The style & technique of MURIEL SPARK
Tony Rossiter looks at a writer, sometimes bracketed with fellow Catholics Evelyn Waugh and Graham Greene, who believed that the tranquillity of a cat could help a writer’s concentration
Jerry Bauer/Writer Pictures
She spent the last forty years of her life in Tuscany, but always considered herself ‘Scottish by formation’.

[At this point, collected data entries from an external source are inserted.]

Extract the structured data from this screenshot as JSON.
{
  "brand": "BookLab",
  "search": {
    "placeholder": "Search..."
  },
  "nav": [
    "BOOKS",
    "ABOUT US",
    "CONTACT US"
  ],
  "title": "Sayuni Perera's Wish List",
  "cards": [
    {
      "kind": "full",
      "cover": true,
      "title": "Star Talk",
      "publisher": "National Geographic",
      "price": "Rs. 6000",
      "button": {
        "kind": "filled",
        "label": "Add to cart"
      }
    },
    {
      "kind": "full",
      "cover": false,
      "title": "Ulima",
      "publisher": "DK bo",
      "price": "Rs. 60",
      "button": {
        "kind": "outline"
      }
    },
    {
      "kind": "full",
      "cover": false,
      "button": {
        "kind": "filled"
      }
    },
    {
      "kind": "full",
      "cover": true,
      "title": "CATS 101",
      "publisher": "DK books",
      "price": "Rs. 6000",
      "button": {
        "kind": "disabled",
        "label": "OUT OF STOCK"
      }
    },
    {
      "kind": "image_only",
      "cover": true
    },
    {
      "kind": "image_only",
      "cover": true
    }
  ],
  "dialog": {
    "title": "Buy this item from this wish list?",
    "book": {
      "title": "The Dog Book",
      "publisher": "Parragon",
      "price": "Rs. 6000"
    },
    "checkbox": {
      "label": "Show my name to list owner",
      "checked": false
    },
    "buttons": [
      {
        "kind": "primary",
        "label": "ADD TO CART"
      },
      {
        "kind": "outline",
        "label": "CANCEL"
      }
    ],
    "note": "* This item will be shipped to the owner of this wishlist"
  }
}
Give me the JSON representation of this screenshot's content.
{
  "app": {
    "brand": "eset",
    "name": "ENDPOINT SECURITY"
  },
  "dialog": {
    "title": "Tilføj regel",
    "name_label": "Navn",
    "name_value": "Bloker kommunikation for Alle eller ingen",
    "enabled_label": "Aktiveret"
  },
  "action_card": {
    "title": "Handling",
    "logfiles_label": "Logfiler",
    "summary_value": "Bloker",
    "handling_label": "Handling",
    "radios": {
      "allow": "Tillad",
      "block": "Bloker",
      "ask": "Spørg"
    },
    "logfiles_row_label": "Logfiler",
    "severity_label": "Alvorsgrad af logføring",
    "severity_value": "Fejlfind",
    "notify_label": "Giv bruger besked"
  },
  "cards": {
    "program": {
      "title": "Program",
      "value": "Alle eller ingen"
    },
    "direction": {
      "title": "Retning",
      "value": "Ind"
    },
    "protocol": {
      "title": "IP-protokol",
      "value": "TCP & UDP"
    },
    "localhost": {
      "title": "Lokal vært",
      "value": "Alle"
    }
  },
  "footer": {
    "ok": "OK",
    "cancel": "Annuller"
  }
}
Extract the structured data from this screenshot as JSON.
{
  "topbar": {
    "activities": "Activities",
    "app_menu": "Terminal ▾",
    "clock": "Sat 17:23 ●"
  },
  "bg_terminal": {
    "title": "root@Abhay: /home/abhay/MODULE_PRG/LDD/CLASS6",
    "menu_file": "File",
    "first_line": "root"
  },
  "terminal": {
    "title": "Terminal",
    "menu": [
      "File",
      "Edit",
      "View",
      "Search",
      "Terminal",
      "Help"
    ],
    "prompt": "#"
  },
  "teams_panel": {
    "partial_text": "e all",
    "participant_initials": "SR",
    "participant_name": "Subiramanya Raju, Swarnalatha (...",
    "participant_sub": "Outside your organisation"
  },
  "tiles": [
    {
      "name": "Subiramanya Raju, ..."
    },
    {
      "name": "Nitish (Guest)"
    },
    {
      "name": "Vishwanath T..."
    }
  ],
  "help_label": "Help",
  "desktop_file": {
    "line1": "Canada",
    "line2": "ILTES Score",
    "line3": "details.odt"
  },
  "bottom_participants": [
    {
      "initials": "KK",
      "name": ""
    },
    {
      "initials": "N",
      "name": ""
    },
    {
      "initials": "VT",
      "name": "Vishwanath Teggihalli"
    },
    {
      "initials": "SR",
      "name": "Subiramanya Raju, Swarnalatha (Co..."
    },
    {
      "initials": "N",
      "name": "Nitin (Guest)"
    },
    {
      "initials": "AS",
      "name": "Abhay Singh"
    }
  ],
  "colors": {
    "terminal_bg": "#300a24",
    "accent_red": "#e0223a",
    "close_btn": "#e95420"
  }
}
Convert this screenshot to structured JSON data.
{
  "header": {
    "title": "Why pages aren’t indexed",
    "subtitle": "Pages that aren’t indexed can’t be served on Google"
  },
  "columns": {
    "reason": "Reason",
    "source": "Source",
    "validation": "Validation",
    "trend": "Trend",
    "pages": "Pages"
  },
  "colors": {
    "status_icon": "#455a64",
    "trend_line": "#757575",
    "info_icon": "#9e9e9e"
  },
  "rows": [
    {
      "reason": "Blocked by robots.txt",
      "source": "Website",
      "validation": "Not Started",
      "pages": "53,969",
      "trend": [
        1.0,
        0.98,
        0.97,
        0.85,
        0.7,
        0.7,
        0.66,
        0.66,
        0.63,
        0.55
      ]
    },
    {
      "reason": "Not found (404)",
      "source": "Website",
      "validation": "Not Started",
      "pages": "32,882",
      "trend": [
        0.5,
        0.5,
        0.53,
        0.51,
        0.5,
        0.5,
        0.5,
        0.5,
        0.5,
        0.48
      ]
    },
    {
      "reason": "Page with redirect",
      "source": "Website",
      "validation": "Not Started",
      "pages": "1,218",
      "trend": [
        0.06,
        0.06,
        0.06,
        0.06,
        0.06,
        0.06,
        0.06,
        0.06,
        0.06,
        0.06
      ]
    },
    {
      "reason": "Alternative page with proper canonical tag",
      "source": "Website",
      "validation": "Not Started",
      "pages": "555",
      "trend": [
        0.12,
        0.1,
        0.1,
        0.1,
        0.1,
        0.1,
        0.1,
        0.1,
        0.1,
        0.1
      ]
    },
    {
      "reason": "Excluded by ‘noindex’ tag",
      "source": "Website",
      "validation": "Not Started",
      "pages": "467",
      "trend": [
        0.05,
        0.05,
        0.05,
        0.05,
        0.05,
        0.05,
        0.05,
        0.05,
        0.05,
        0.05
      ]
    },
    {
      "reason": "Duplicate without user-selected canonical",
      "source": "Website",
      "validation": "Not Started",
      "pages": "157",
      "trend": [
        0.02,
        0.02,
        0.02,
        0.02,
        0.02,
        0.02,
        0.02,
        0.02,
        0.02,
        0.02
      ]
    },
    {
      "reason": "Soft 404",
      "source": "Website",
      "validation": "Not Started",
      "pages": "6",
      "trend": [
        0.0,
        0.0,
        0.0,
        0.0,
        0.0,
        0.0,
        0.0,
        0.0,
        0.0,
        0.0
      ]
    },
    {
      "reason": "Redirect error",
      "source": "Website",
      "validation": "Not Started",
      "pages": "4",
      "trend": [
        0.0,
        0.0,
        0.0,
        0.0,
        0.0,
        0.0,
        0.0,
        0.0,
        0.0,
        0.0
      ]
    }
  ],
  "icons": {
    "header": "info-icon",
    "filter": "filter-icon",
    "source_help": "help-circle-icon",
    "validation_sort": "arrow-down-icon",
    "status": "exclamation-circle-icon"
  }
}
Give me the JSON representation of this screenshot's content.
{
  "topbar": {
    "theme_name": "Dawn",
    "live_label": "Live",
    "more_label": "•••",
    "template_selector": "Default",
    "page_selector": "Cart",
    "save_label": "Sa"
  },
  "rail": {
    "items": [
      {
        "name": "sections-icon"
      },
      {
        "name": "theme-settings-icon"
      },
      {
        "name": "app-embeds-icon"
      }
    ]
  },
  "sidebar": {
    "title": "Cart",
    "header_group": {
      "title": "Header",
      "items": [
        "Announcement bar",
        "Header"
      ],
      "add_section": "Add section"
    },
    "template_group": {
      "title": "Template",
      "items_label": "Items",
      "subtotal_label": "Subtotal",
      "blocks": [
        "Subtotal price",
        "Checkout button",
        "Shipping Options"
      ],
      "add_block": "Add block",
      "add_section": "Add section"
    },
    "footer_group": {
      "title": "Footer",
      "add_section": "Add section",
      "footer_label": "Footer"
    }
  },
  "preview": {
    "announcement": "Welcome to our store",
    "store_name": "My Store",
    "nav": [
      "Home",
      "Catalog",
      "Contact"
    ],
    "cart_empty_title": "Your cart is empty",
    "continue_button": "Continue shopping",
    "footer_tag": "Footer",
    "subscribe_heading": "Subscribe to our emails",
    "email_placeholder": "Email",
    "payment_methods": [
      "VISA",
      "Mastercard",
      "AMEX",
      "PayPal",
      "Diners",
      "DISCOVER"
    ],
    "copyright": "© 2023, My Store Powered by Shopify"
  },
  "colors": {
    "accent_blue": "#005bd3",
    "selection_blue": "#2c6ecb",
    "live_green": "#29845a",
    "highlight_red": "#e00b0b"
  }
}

Muriel Spark was a poet, literary essayist, biographer and shortstory writer, but is known above all for her 22 short novels (typically no more than 200 pages). Here I’ll focus mainly on The Prime of Miss Jean Brodie (1961), probably her best – and certainly her most famous – novel.
How she began
Born in Edinburgh in 1918, Muriel Spark had a Jewish upbringing. She began writing poetry at the age of nine and as a child had a precocious interest in literature, reading Scott, Browning and Swinburne. Educated at James Gillespie’s School for Girls, she took a course in ‘commercial correspondence and précis writing’ at Herriot-Watt College. She taught English for a brief time and worked as a secretary in a department store before marriage took her to Southern Rhodesia (now Zimbabwe). ‘In order to write about life as I intended to do, I felt I had first to live,’ she later said of her decision to leave the UK to marry a teacher, an older man who turned out to be violent. Returning to the UK after the breakdown of her marriage, she became an enthusiast for the work of Ivy Compton-Burnett, wrote poetry and literary criticism, and in 1947 became general secretary of the Poetry Society and editor of the Poetry Review. In the early 1950s she worked with literary journalist Derek Stanford on critical studies of Mary Shelley, Emily Brontë and John Masefield. In 1954 she joined the Roman Catholic church, which had profound ramifications on her development towards becoming a novelist. She wrote her early novels in a bedsit in Camberwell, where she lived from 1955-65, making her debut with The Comforters (1957), which was praised by Evelyn Waugh – and by Graham Greene, who gave her some financial support. She then lived for a time in New York before settling in Italy.